For long-horizon retirement investors, The Coca-Cola Company (KO) is the stronger choice — it scores higher on the combination of lower volatility, dividend reliability, and long-term compounding (low volatility (β -0.
20), 2. 5% yield, +121. 1% 10Y return). Both have compounded well over 10 years (KO: +121. 1%, META: +401. 6%), confirming both are viable long-term holds — but the lower-volatility option typically results in less emotional selling during corrections. Retirement portfolios generally favour predictability over maximum returns. Consult a financial advisor before making allocation decisions.

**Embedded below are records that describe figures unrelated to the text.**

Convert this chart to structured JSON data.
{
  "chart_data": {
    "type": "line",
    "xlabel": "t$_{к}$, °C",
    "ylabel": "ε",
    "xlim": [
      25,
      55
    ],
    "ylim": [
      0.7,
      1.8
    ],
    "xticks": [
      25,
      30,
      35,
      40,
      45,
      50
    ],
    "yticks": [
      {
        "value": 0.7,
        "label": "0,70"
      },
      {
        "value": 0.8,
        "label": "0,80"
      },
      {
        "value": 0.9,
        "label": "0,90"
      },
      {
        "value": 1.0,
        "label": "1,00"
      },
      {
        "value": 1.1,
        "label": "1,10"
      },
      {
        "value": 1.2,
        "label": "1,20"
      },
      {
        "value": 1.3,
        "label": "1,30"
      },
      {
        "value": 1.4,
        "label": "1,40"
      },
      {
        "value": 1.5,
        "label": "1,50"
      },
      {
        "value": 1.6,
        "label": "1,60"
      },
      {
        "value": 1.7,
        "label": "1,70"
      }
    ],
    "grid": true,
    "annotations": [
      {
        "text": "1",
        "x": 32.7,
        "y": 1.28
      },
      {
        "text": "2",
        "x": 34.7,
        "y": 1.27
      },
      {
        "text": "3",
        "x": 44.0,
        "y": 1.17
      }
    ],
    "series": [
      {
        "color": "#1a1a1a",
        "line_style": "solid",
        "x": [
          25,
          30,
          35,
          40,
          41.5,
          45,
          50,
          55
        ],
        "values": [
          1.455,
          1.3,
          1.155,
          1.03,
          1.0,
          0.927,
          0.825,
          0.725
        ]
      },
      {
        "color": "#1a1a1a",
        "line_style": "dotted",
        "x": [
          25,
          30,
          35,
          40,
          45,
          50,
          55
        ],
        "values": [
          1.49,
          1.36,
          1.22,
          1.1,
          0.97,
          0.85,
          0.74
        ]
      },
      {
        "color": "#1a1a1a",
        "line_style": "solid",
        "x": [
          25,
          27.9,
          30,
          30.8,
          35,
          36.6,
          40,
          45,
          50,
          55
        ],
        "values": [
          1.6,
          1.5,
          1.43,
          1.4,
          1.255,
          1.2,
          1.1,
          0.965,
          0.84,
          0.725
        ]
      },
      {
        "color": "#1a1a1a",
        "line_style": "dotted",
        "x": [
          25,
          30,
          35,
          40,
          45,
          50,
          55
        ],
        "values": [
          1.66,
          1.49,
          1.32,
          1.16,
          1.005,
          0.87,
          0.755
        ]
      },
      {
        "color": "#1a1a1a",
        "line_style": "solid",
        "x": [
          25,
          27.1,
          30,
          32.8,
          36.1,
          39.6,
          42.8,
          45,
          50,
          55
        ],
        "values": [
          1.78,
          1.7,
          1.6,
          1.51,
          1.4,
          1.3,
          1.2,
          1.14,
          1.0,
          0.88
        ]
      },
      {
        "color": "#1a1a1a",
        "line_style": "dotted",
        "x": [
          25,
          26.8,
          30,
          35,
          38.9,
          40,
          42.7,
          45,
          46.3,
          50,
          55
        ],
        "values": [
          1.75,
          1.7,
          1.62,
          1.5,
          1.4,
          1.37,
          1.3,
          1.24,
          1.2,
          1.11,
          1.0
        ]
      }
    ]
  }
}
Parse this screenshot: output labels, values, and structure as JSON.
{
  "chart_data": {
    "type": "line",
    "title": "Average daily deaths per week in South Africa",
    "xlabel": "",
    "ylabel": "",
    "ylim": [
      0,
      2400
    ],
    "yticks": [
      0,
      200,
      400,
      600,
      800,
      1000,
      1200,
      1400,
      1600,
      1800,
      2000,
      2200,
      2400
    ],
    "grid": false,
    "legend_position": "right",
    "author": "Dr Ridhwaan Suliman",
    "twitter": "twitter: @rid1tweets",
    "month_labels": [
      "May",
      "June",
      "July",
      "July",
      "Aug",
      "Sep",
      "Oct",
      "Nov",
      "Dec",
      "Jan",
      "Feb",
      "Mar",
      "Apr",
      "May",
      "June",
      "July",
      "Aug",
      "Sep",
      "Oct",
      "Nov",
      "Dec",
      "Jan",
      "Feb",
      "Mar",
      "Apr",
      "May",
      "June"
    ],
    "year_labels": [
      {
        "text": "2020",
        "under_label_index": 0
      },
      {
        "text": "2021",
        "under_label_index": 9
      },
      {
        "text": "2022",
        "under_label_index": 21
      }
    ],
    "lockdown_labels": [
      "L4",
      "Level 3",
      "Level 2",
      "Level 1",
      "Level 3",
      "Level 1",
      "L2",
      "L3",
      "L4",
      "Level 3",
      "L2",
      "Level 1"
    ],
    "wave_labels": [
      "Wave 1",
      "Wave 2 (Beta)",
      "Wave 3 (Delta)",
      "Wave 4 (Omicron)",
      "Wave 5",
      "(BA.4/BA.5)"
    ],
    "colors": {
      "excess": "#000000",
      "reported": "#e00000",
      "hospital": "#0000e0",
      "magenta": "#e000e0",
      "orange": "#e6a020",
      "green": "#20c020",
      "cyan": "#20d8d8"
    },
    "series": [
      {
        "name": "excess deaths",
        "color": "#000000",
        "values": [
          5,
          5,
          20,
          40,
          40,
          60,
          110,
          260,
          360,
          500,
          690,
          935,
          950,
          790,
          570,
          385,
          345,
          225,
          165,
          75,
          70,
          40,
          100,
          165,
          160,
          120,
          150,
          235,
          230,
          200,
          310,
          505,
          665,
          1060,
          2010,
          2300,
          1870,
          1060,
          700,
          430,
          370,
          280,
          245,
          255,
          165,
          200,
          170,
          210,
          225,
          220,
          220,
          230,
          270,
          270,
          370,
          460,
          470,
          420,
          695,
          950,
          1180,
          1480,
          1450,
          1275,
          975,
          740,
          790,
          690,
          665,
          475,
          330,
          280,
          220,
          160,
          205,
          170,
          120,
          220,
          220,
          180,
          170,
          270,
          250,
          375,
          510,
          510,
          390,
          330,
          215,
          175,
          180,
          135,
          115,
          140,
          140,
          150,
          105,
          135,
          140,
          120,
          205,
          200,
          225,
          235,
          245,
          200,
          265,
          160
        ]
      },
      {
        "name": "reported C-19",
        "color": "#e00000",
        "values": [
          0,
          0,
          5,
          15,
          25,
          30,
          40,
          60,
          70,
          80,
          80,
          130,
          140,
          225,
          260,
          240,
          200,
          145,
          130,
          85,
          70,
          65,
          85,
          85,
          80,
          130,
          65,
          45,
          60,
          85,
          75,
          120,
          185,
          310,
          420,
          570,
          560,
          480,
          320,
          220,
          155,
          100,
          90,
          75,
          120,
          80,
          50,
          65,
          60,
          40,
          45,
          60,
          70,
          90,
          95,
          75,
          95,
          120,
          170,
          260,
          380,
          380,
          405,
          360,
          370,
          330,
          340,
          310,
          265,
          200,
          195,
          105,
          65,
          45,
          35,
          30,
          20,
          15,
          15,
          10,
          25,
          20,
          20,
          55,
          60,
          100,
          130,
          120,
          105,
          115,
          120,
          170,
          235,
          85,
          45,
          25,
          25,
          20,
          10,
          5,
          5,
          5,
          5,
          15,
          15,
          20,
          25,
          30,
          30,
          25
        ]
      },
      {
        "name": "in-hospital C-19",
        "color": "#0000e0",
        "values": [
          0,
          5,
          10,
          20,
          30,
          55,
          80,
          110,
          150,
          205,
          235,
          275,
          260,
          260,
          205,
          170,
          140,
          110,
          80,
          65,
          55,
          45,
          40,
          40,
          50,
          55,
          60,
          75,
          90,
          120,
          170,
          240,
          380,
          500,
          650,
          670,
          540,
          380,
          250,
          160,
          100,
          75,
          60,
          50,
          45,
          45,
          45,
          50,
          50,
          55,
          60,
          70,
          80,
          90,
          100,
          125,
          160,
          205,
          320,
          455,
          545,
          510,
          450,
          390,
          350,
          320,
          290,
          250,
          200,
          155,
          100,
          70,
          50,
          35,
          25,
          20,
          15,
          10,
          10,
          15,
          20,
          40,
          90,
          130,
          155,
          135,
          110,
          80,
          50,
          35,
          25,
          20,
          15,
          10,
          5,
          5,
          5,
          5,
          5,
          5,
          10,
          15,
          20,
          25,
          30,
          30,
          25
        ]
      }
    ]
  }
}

10What are the main differences between TBLA and GOOG and KO and JPM and META?
These companies operate in different sectors (TBLA (Communication Services) and GOOG (Communication Services) and KO (Consumer Defensive) and JPM (Financial Services) and META (Communication Services)), which means they face different economic cycles, regulatory environments, and macro sensitivities — making direct comparison nuanced.
In terms of investment character: TBLA is a small-cap high-growth stock; GOOG is a mega-cap high-growth stock; KO is a large-cap quality compounder stock; JPM is a large-cap deep-value stock; META is a mega-cap high-growth stock. KO, JPM pay a dividend while TBLA, GOOG, META do not, making them suitable for different income and tax situations. These fundamental differences mean investors should not choose between them on a single metric — the "better stock" depends entirely on which of these characteristics aligns with your investment strategy.